This is the whiskey tour for people who want to get beyond Dublin and into the Ireland the coach tours never reach. Your driver-guide collects you in the morning and heads west through the Midlands, where the rolling countryside, stone walls, and small market towns feel genuinely removed from the capital. Over ten hours, you take in two working distilleries and Ireland’s oldest pub, tasting your way through some of the most distinctive whiskeys the country produces.
The first stop is Kilbeggan Distillery, one of the oldest licensed distilleries in Ireland. The masterclass tasting here is the real thing - you work through Kilbeggan Irish Whiskey, Kilbeggan Single Grain, Tyrconnell Single Malt, and Connemara Single Malt. That last one is worth noting: Connemara is Ireland’s most famous peated whiskey, and if you’ve only ever tried the smooth, triple-distilled style, it’ll change your picture of what Irish whiskey can be.
From Kilbeggan, you head to Athlone for free time and lunch, then stop into Sean’s Bar.

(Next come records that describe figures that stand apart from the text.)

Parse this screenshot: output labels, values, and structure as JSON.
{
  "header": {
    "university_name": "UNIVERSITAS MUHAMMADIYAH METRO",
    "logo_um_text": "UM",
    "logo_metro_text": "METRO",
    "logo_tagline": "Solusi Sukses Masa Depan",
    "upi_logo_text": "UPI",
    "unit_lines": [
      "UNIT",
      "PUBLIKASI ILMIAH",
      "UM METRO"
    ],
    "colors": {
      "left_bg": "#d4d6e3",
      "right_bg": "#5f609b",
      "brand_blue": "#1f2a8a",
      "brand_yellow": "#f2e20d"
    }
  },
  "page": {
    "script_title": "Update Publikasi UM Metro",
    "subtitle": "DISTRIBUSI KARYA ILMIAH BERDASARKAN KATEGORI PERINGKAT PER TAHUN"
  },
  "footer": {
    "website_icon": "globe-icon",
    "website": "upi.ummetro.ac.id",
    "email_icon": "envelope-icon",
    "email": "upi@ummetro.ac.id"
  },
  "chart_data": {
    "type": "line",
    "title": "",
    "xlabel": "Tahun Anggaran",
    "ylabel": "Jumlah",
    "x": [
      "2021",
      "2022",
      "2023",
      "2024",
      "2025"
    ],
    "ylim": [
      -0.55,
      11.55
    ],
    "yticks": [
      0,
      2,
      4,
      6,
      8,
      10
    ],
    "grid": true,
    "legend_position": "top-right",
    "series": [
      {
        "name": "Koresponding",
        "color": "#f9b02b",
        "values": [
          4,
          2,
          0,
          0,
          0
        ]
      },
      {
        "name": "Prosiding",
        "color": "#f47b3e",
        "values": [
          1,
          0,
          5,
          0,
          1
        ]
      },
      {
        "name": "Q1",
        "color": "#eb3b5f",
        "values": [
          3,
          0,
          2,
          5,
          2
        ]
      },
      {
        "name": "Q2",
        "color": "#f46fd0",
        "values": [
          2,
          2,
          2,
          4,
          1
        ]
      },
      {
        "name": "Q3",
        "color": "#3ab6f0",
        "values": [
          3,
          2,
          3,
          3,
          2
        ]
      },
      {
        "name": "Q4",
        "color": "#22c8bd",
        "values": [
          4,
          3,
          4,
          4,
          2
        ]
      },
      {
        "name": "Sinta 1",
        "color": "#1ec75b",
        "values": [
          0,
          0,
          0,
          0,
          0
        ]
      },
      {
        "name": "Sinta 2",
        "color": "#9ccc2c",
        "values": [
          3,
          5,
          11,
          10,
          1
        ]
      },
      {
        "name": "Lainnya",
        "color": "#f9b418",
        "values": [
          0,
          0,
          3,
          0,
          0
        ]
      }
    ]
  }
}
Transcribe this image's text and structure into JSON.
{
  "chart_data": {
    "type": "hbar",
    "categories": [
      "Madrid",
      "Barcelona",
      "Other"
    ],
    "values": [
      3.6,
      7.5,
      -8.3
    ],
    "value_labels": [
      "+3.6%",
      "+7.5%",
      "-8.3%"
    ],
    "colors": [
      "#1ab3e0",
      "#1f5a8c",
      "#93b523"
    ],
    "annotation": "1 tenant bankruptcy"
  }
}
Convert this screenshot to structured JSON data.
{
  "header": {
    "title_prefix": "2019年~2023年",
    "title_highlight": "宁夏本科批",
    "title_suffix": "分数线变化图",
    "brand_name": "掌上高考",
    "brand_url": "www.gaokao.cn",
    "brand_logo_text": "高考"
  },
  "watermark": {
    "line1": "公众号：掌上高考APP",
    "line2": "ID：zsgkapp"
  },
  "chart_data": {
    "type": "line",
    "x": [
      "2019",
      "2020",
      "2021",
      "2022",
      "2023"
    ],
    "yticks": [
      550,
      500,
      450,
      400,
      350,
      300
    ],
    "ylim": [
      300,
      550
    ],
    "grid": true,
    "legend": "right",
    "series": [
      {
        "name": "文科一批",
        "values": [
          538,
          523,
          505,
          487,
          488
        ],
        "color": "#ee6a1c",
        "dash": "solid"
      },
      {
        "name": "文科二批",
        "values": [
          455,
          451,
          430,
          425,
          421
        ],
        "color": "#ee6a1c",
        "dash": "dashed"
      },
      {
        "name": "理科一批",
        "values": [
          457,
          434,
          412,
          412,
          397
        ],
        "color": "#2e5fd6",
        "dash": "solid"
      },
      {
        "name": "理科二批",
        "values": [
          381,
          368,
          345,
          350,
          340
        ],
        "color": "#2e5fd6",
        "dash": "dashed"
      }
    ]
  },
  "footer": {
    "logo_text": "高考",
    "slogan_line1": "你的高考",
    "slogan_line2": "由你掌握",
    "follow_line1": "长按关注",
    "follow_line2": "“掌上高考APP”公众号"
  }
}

This isn’t tourist theatre - the Guinness Book of Records recognises it as Ireland’s oldest pub, with records going back over a thousand years. Sean’s also produces its own whiskey, and you’ll taste both their Single Malt and Specially Blended expressions.
The day wraps up at the Tullamore D.E.W. Distillery - a state-of-the-art facility producing one of the biggest Irish whiskey brands in the world. The tour is impressive, the tasting is premium, and it rounds off a day that takes you from small-craft heritage to world-scale production in a single loop. You’re back in Dublin around 6:30 PM, having covered more whiskey ground than most visitors manage in a full week.
Kilbeggan is worth slowing down for. It’s one of the oldest licensed distilleries in the world, not just Ireland, and the fabric of the building reflects that - pot stills, water wheel, wooden vats that have been in use for generations. Your guide at the masterclass will give you the context that makes the tasting land properly, so ask questions.
Peated Irish whiskey surprises most people. The Connemara Single Malt in the Kilbeggan tasting has a smokiness that most visitors don’t expect from an Irish whiskey. If you’re a Scotch drinker who thinks Irish whiskey is too soft, this one’s for you. If you’ve never tried peated whiskey before, try a small amount before committing - it’s a distinct style.
Sean’s Bar is worth lingering in. The pub dates back over a thousand years and the walls literally show it - archaeological investigations found wattle-and-daub material and coins behind the plaster. It’s a real working pub, not a recreation, and it still draws a local crowd. Have your tasting, but stay for a second drink and just sit in the room.
Athlone deserves more than a quick lunch. The town sits on the Shannon, with a medieval castle on the bank and a compact west side full of good cafes and independent shops. Your guide can point you toward somewhere decent to eat, and if you’re there on a Saturday there’s a market worth checking.
The Midlands countryside isn’t what people expect. Most visitors picture Ireland as all dramatic coastlines and mountain passes. The Midlands are quieter - bogland, cattle farms, long straight roads flanked by hedgerows. It’s a completely different pace, and that’s part of why this tour works.